Justices Antonin Scalia and Clarence Thomas have argued that the Court should not engage in Eighth Amendment proportionality review at all.

====Capital sentences====
The Cruel and Unusual Punishments Clause has more to say about capital sentences. First, the Clause entirely precludes the use of capital punishment for crimes other than murder. Even with murder, the defendant must personally kill, attempt to kill, or intend to kill. Second, the Clause entirely precludes the use of capital punishment against certain classes of defendants, such as the insane, the intellectually disabled, juveniles at the time of the crime, and those who are not competent at the time of the execution.

Third, the Clause prevents the arbitrary and discriminatory use of the death penalty. Nor can the death penalty be mandatory for those convicted of a certain offense. Aggravating factors must be found by a jury. Aggravating factors cannot be vague.
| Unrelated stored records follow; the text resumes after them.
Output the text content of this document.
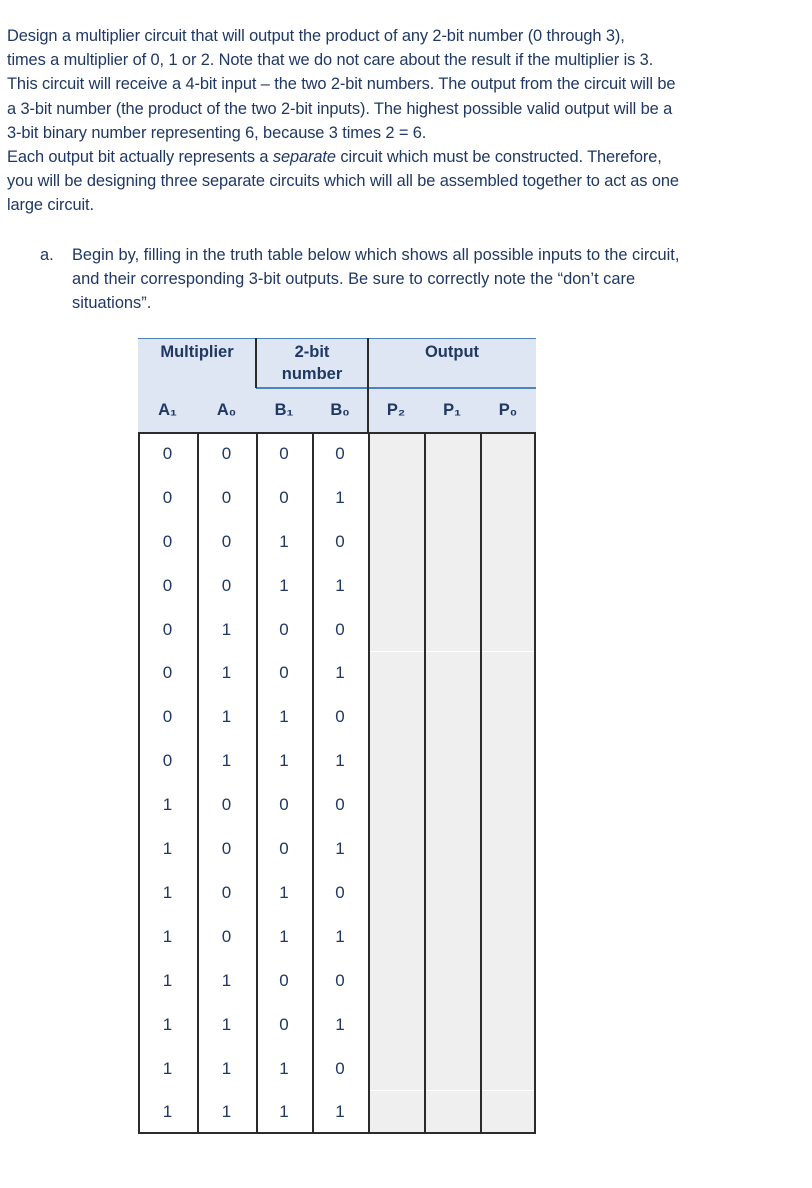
Design a multiplier circuit that will output the product of any 2-bit number (0 through 3),

times a multiplier of 0, 1 or 2. Note that we do not care about the result if the multiplier is 3.

This circuit will receive a 4-bit input – the two 2-bit numbers. The output from the circuit will be

a 3-bit number (the product of the two 2-bit inputs). The highest possible valid output will be a

3-bit binary number representing 6, because 3 times 2 = 6.

Each output bit actually represents a separate circuit which must be constructed. Therefore,

you will be designing three separate circuits which will all be assembled together to act as one

large circuit.

a. Begin by, filling in the truth table below which shows all possible inputs to the circuit,
and their corresponding 3-bit outputs. Be sure to correctly note the “don’t care
situations”.
Multiplier	2-bit
number
Output
A₁	A₀	B₁	B₀	P₂	P₁	P₀
0	0	0	0
0	0	0	1
0	0	1	0
0	0	1	1
0	1	0	0
0	1	0	1
0	1	1	0
0	1	1	1
1	0	0	0
1	0	0	1
1	0	1	0
1	0	1	1
1	1	0	0
1	1	0	1
1	1	1	0
1	1	1	1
The sentencing decision-maker must have the authority to consider all mitigating factors.

Fourth, the Clause requires certain additional procedural rules in capital cases. For example, the jury must be permitted to consider a lesser included offense. Witherspoon v. Illinois (1968) held that jurisdictions could permit prosecutors for-cause strikes of jurors who would never impose the death penalty, but not jurors who were merely opposed to the death penalty. Such a jury is known as a death-qualified jury. Similarly, the defendant must be allowed to challenge for cause a juror who would impose the death penalty in every capital case.

==Facts not found by a jury==
Article Three, Section Two of the United States Constitution provides:
Trial of all Crimes, except in Cases of Impeachment, shall be by Jury . . . .

The Sixth Amendment to the United States Constitution provides:
In all criminal prosecutions, the accused shall enjoy the right to a . . . trial, by an impartial jury . . . .

The Supreme Court has held that every fact that increases the maximum authorized sentence or minimum mandatory sentence must be named in the charging instrument, submitted to a jury, and proved beyond a reasonable doubt—whether or not statutory law labels that fact as an element of the offense or a sentencing factor. The only exception is the fact of prior conviction, which may be found by a judge. Because the relevant maximum is the authorized sentences that arises from the fact of conviction alone, without additional fact-finding, this principle invalidates mandatory sentencing guidelines that are the equivalent of increasing the maximum authorized sentence.

This principle does not prevent the judge from deciding whether the sentences stemming from a multi-count indictment will be concurrent or consecutive based on judicial fact-finding.

This rule was not retroactively applied in habeas cases. And, it is subject to the principles of harmless error analysis.

==Double jeopardy==

U.S. Const. amend. V provides:
[N]or shall any person be subject for the same offense to be twice put in jeopardy of life or limb . . . .

The Double Jeopardy Clause, inter alia, prohibits multiple punishment for the same offense In Blockburger v. United States (1932), the Supreme Court announced the following test: the government may separately punish the defendant for two crimes if each crime contains an element that the other does not. Blockburger is the default rule, unless the legislatively intends to depart; for example, Continuing Criminal Enterprise (CCE) may be punished separately from its predicates, as can conspiracy.

==Due process==

The Fifth Amendment to the United States Constitution provides:
[N]or shall any person . . . be deprived of life, liberty, or property, without due process of law . . . .

The Fourteenth Amendment to the United States Constitution provides:
[N]or shall any State deprive any person of life, liberty, or property, without due process of law . . . .

In Williams v. New York (1949), the Supreme Court held that due process does not require the use of ordinary evidentiary rules at sentencing.